PhD Candidate, UC San Diego Department of Political Science
Title: "Risky Business: Governance of China's Outbound Investments"
Companies from emerging economies are increasingly investing overseas. China’s global quest for natural resources in particular has attracted a multitude of media attention. The investment decision and management processes, however, remain vaguely understood at best. This project was designed to shed light on how China’s global investors operate and understand them in the context of prevailing international practices.
Shi believes that this new research will contribute primarily to the international political economy literature. Much has been written on how the host countries’ governance influences FDI (Stasavage, 2002). The economics literature has also examined how characteristics of the firms (e.g. firm organization, productivity, global value chain) impact firms’ decisions to invest abroad (Helpman, 2006). Less is known about how the political systems of the home countries influence the firms’ investment behaviors. China’s outbound investments, a significant portion of which is carried out by state-owned enterprises, may well defy the existing theoretical models on FDI.
Shi’s research seeks to provide a more nuanced understanding of how domestic politics influence firms’ global strategies. Using cross-national data, she has tentatively identified the empirical regularity that investors from autocratic countries such as China invest in riskier destinations. As her dissertation proceeds, Shi hopes to differentiate among different types of Chinese firms and identify the causal mechanisms behind Chinese investors’ seemingly greater appetite for risks. She is currently working with scholars at Tsinghua University in Beijing to implement a survey of Chinese enterprises to study their perception and mitigation of risks when investing overseas.
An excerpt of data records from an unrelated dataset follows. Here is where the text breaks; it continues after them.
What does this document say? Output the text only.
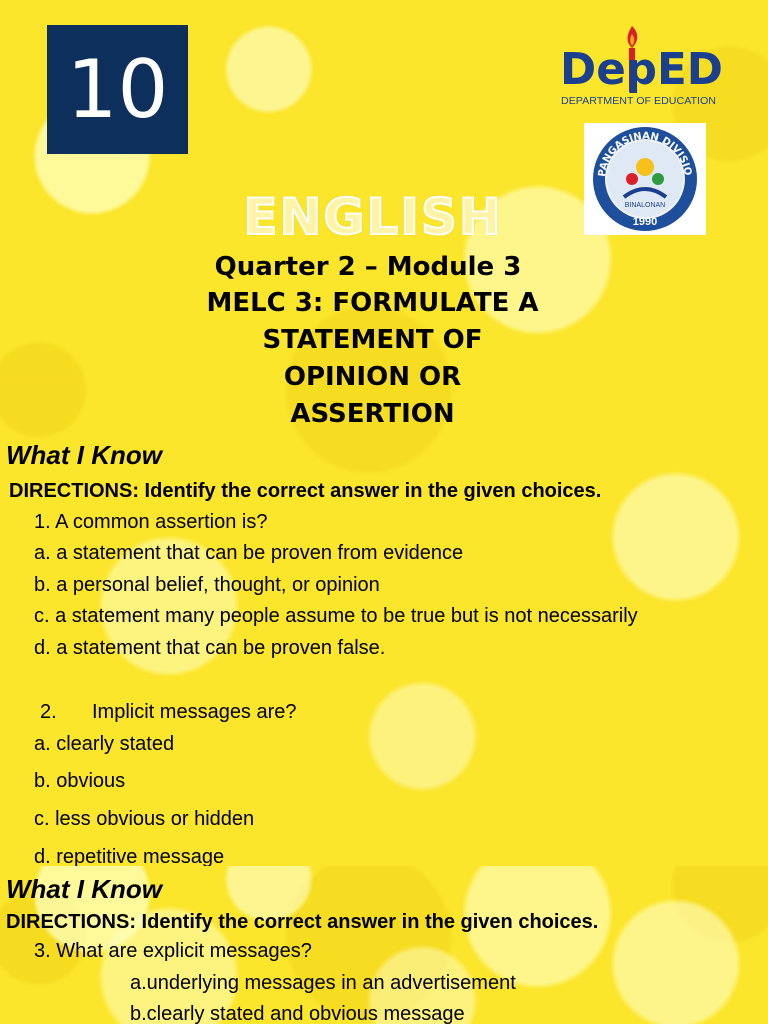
10	DepED
DEPARTMENT OF EDUCATION
PANGASINAN DIVISIO
BINALONAN
1990
ENGLISH
Quarter 2 – Module 3
MELC 3: FORMULATE A
STATEMENT OF
OPINION OR
ASSERTION
What I Know
DIRECTIONS: Identify the correct answer in the given choices.
1. A common assertion is?
a. a statement that can be proven from evidence
b. a personal belief, thought, or opinion
c. a statement many people assume to be true but is not necessarily
d. a statement that can be proven false.
2. Implicit messages are?
a. clearly stated
b. obvious
c. less obvious or hidden
d. repetitive message
What I Know
DIRECTIONS: Identify the correct answer in the given choices.
3. What are explicit messages?
a.underlying messages in an advertisement
b.clearly stated and obvious message
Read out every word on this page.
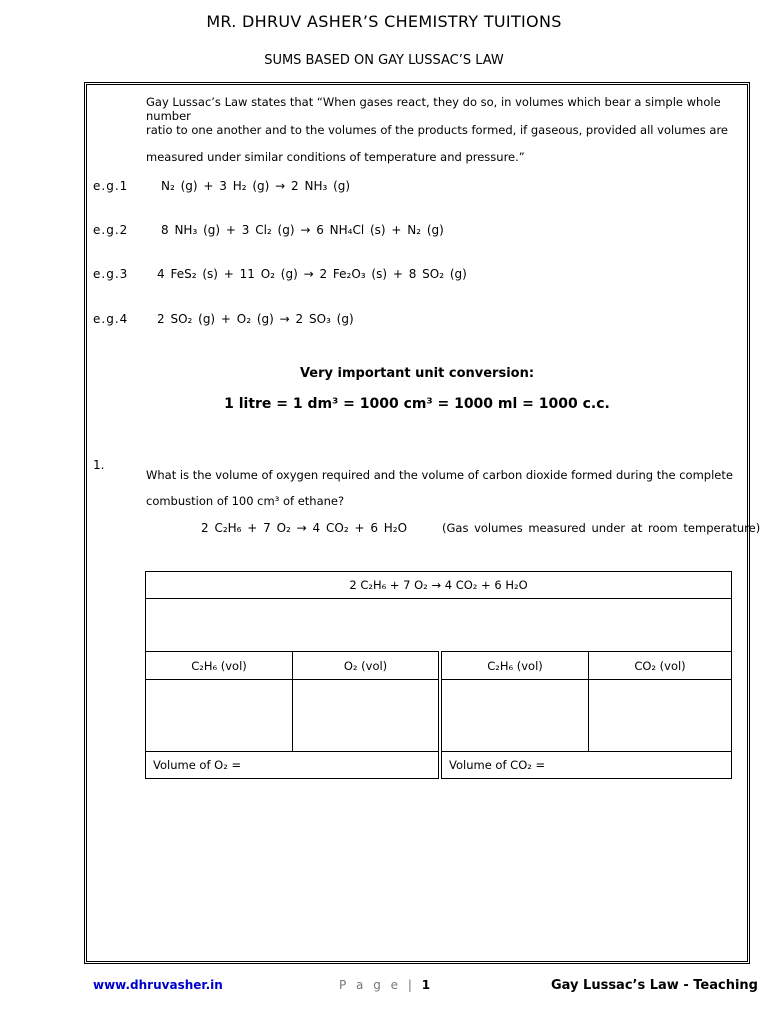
MR. DHRUV ASHER’S CHEMISTRY TUITIONS
SUMS BASED ON GAY LUSSAC’S LAW
Gay Lussac’s Law states that “When gases react, they do so, in volumes which bear a simple whole number
ratio to one another and to the volumes of the products formed, if gaseous, provided all volumes are
measured under similar conditions of temperature and pressure.”
e.g.1	N₂ (g) + 3 H₂ (g) → 2 NH₃ (g)
e.g.2	8 NH₃ (g) + 3 Cl₂ (g) → 6 NH₄Cl (s) + N₂ (g)
e.g.3 4 FeS₂ (s) + 11 O₂ (g) → 2 Fe₂O₃ (s) + 8 SO₂ (g)
e.g.4 2 SO₂ (g) + O₂ (g) → 2 SO₃ (g)
Very important unit conversion:
1 litre = 1 dm³ = 1000 cm³ = 1000 ml = 1000 c.c.
1.
What is the volume of oxygen required and the volume of carbon dioxide formed during the complete
combustion of 100 cm³ of ethane?
2 C₂H₆ + 7 O₂ → 4 CO₂ + 6 H₂O	(Gas volumes measured under at room temperature)
2 C₂H₆ + 7 O₂ → 4 CO₂ + 6 H₂O			

C₂H₆ (vol)	O₂ (vol)	C₂H₆ (vol)	CO₂ (vol)

Volume of O₂ =		Volume of CO₂ =	
www.dhruvasher.in	P a g e | 1	Gay Lussac’s Law - Teaching
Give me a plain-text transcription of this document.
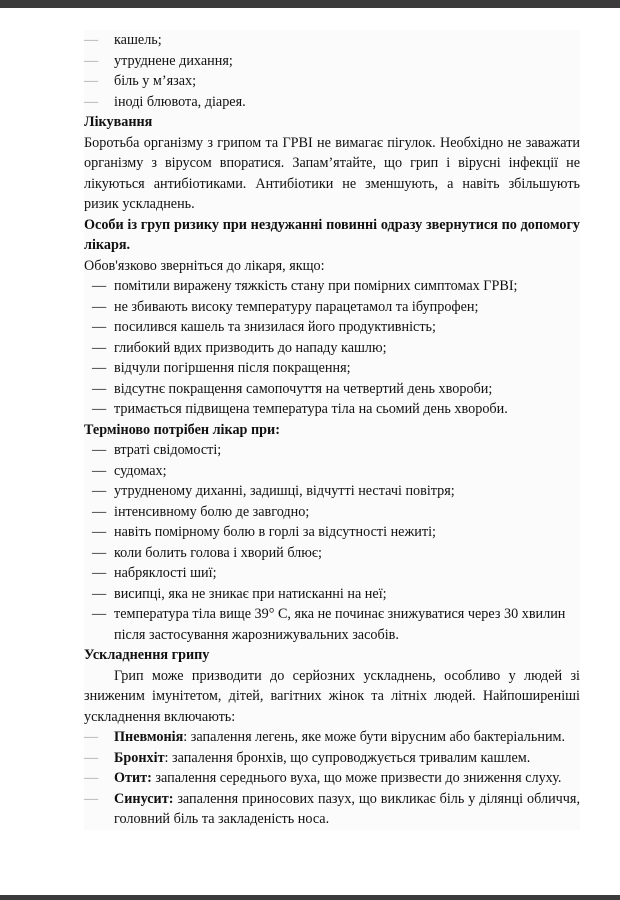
— кашель;
— утруднене дихання;
— біль у м’язах;
— іноді блювота, діарея.

Лікування

Боротьба організму з грипом та ГРВІ не вимагає пігулок. Необхідно не заважати організму з вірусом впоратися. Запам’ятайте, що грип і вірусні інфекції не лікуються антибіотиками. Антибіотики не зменшують, а навіть збільшують ризик ускладнень.

Особи із груп ризику при нездужанні повинні одразу звернутися по допомогу лікаря.

Обов'язково зверніться до лікаря, якщо:

— помітили виражену тяжкість стану при помірних симптомах ГРВІ;
— не збивають високу температуру парацетамол та ібупрофен;
— посилився кашель та знизилася його продуктивність;
— глибокий вдих призводить до нападу кашлю;
— відчули погіршення після покращення;
— відсутнє покращення самопочуття на четвертий день хвороби;
— тримається підвищена температура тіла на сьомий день хвороби.

Терміново потрібен лікар при:

— втраті свідомості;
— судомах;
— утрудненому диханні, задишці, відчутті нестачі повітря;
— інтенсивному болю де завгодно;
— навіть помірному болю в горлі за відсутності нежиті;
— коли болить голова і хворий блює;
— набряклості шиї;
— висипці, яка не зникає при натисканні на неї;
— температура тіла вище 39° С, яка не починає знижуватися через 30 хвилин після застосування жарознижувальних засобів.

Ускладнення грипу

Грип може призводити до серйозних ускладнень, особливо у людей зі зниженим імунітетом, дітей, вагітних жінок та літніх людей. Найпоширеніші ускладнення включають:

— Пневмонія: запалення легень, яке може бути вірусним або бактеріальним.
— Бронхіт: запалення бронхів, що супроводжується тривалим кашлем.
— Отит: запалення середнього вуха, що може призвести до зниження слуху.
— Синусит: запалення приносових пазух, що викликає біль у ділянці обличчя, головний біль та закладеність носа.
Professor, UC San Diego GPS
Title: "Fiscal Incentives and Infrastructure: The Case of Sewage Treatment in China"
Water pollution in China is extensive and serious. It is documented that 90% of aquifers in China’s cities are polluted, 54% of China’s rivers are not fit for consumption and water pollution-related damages to health alone cost China 9.47 billion RMB in 2003. Water quality is an important public health issue in China. Approximately 300 to 500 million Chinese lack access to piped water, and only 28% of rural households had access to improved sanitation.
Zhang’s project aims to explore the drivers of sewage treatment provision among cities in China and argue that China’s decentralized system of decision-making, as embodied in its system of tax revenue sharing, is a possibly significant explanation for the different levels of provision of environmental public infrastructure.
His research has demonstrated that cities in China respond to higher fiscal incentives by building more sewage treatment infrastructure. This suggests that financial incentives might be part of the solution to pressing water pollution treatment issues. While city-level fiscal incentives are too broad, targeted financial incentives might be provided to cities in key geographic areas, such as those upstream from large populations, or to cities sharing a common-pool water resource.
More broadly, results indicate that China has seen an increasing devolution of expenditures to local authorities, coupled with an increasing centralization of revenues to the central government. If fiscal incentives are an important driver of local government behavior, decreasing the local share of revenues may have significant unintended consequences. Since, on the margin, local governments will participate less in the gains of their investments, they may choose to invest less of their scarce resources in important infrastructure projects.